Like we’re going in opposite directions constantly.

But occasionally there’s a moment, brief and fleeting, where we meet in the middle. We share a smile and a hushed flurry of secrets before we’re separating again, arms outstretched as life yanks us away from one another before we can get too comfortable.

It’s frustrating.

Standing from the rubber seat, I cross my arms over my chest and rub the palms of my hands over my arms. It’snot cold, but I shiver anyway, the anxiety I feel rumbling beneath my skin as I gaze up at the sky.

There are stars everywhere, and it’s the first time I wish I knew how to look for constellations in the sky so when I look back on this moment, I can remember that when I looked up at the night sky Orion or Pegasus or the Big Dipper were there.

Instead, I sigh, overwhelmed in the moment with emotion.

Behind me, I hear Beck’s swing stop squeaking beneath his weight as he dismounts. His feet crunch over the mulch as he comes to stand directly in front of me, but I don’t look at him.

I can’t.

“What’s going on in that pretty head of yours?” Beck asks, and I grin at the parallels between all the time we’ve spent together at this park and how it bleeds into every time afterwards.

Head tilted backwards, I confess, “The first time you asked me that I nearly melted.”

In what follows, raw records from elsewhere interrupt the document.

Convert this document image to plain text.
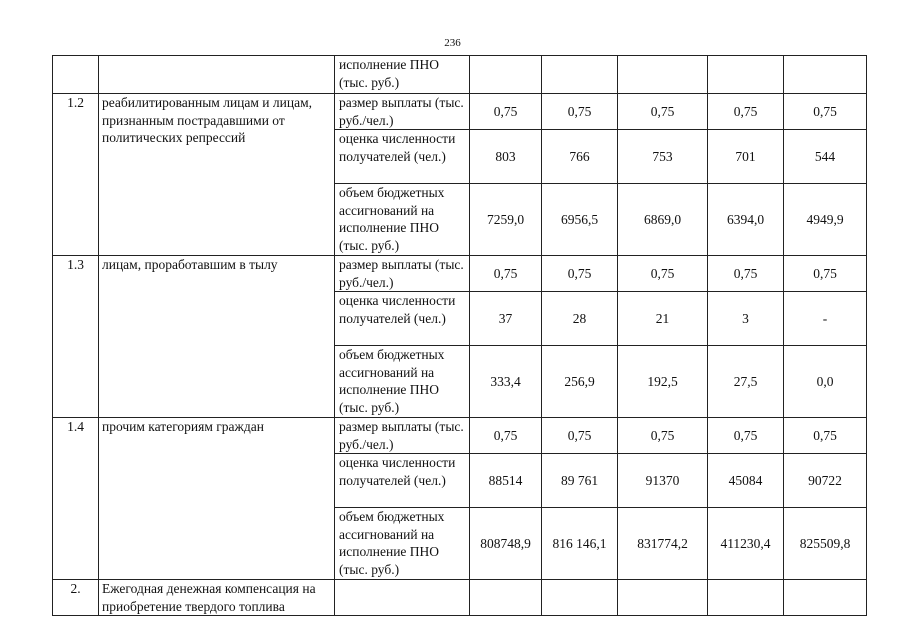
236
		исполнение ПНО (тыс. руб.)					
1.2	реабилитированным лицам и лицам, признанным пострадавшими от политических репрессий	размер выплаты (тыс. руб./чел.)	0,75	0,75	0,75	0,75	0,75
		оценка численности получателей (чел.)	803	766	753	701	544
		объем бюджетных ассигнований на исполнение ПНО (тыс. руб.)	7259,0	6956,5	6869,0	6394,0	4949,9
1.3	лицам, проработавшим в тылу	размер выплаты (тыс. руб./чел.)	0,75	0,75	0,75	0,75	0,75
		оценка численности получателей (чел.)	37	28	21	3	-
		объем бюджетных ассигнований на исполнение ПНО (тыс. руб.)	333,4	256,9	192,5	27,5	0,0
1.4	прочим категориям граждан	размер выплаты (тыс. руб./чел.)	0,75	0,75	0,75	0,75	0,75
		оценка численности получателей (чел.)	88514	89 761	91370	45084	90722
		объем бюджетных ассигнований на исполнение ПНО (тыс. руб.)	808748,9	816 146,1	831774,2	411230,4	825509,8
2.	Ежегодная денежная компенсация на приобретение твердого топлива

Beck chuckles. “It’s because I called you pretty, isn’t it?”

“You are the only boy I’ve ever cared about whether or not you thought I was pretty, and…” I chew my lip as I pause for a moment, “even now it feels surreal to stand here with you.”

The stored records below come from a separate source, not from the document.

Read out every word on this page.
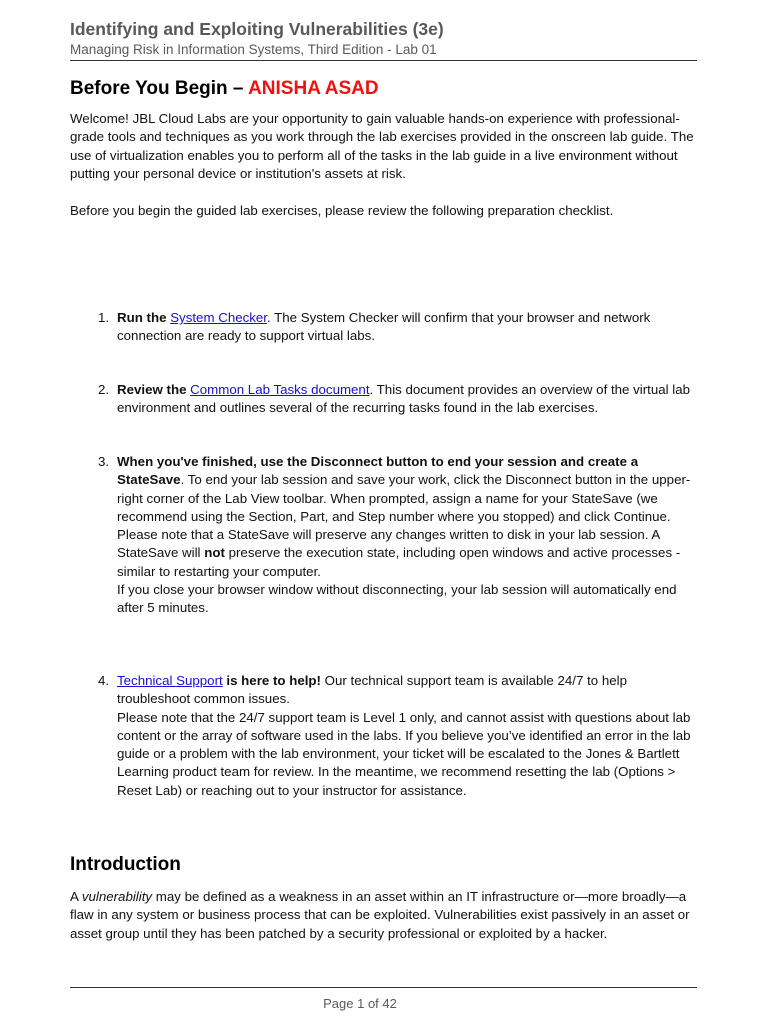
Identifying and Exploiting Vulnerabilities (3e)
Managing Risk in Information Systems, Third Edition - Lab 01
Before You Begin – ANISHA ASAD

Welcome! JBL Cloud Labs are your opportunity to gain valuable hands-on experience with professional-grade tools and techniques as you work through the lab exercises provided in the onscreen lab guide. The use of virtualization enables you to perform all of the tasks in the lab guide in a live environment without putting your personal device or institution's assets at risk.

Before you begin the guided lab exercises, please review the following preparation checklist.

1. Run the System Checker. The System Checker will confirm that your browser and network connection are ready to support virtual labs.

2. Review the Common Lab Tasks document. This document provides an overview of the virtual lab environment and outlines several of the recurring tasks found in the lab exercises.

3. When you've finished, use the Disconnect button to end your session and create a StateSave. To end your lab session and save your work, click the Disconnect button in the upper-right corner of the Lab View toolbar. When prompted, assign a name for your StateSave (we recommend using the Section, Part, and Step number where you stopped) and click Continue. Please note that a StateSave will preserve any changes written to disk in your lab session. A StateSave will not preserve the execution state, including open windows and active processes - similar to restarting your computer.

If you close your browser window without disconnecting, your lab session will automatically end after 5 minutes.

4. Technical Support is here to help! Our technical support team is available 24/7 to help troubleshoot common issues.

Please note that the 24/7 support team is Level 1 only, and cannot assist with questions about lab content or the array of software used in the labs. If you believe you’ve identified an error in the lab guide or a problem with the lab environment, your ticket will be escalated to the Jones & Bartlett Learning product team for review. In the meantime, we recommend resetting the lab (Options > Reset Lab) or reaching out to your instructor for assistance.

Introduction

A vulnerability may be defined as a weakness in an asset within an IT infrastructure or—more broadly—a flaw in any system or business process that can be exploited. Vulnerabilities exist passively in an asset or asset group until they has been patched by a security professional or exploited by a hacker.

Page 1 of 42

“Hey,” Beck says, hand touching my chin softly as he uses his grip on my chin to pull my face down. Our eyesmeet, and I know I must look terrified. “I’m real. I’m here. This is real. Okay?”

“That’s the scariest part, Beck.”

His brow furrows. “What… Why?”

And bless his heart, he’s so confused. He’s standing in front of me, probably thinking of all the ways this could go horrifically wrong between us as a worst case scenario, and while those thoughts plague me, they don’t scare me. Maybe it’s because I’m fully prepared for it to all circle the drain and be over in a split second.

I am prepared for the miscommunication and mistakes. I’m ready for the arguments and jealousy. I am prepared for the long distance and the yearning that comes along with it. I am prepared to work for a relationship with Beck, star hockey player on his way to the pros, and for it to be stupidly hard.

This whole time I’d been so unsure of… well, everything between us. I remember specifically telling Gwen that the probability of Beck being into me in the slightest is so small that it wasn’t even on my radar. She’d rolled her eyes at me and hummed.

Gwen will gloat and rub it in my face that she was right all along whenever we get a chance to talk. I haven’t even told her Beck and I kissed! In the rain! In my dumb elf costume! Now, I have to tell her that Beck and I are?—

I don’t know what we are, actually.

Regardless, no, that isn’t the thing that makes me want to pack up before we’ve even tried.

“Imagine this, Beck,” I start, voice soft, eyes pleading, and I grab his hands in mine gently. “Imagine everything is perfect between us. Imagine all the ways this could go wonderfully right. We survive all the ridicule from my parents and the gossips in this town. We survive all the short visits and long distance video calls. We survive the jealousy and temptation, the fame and fortune that you’re inevitably going to achieve.”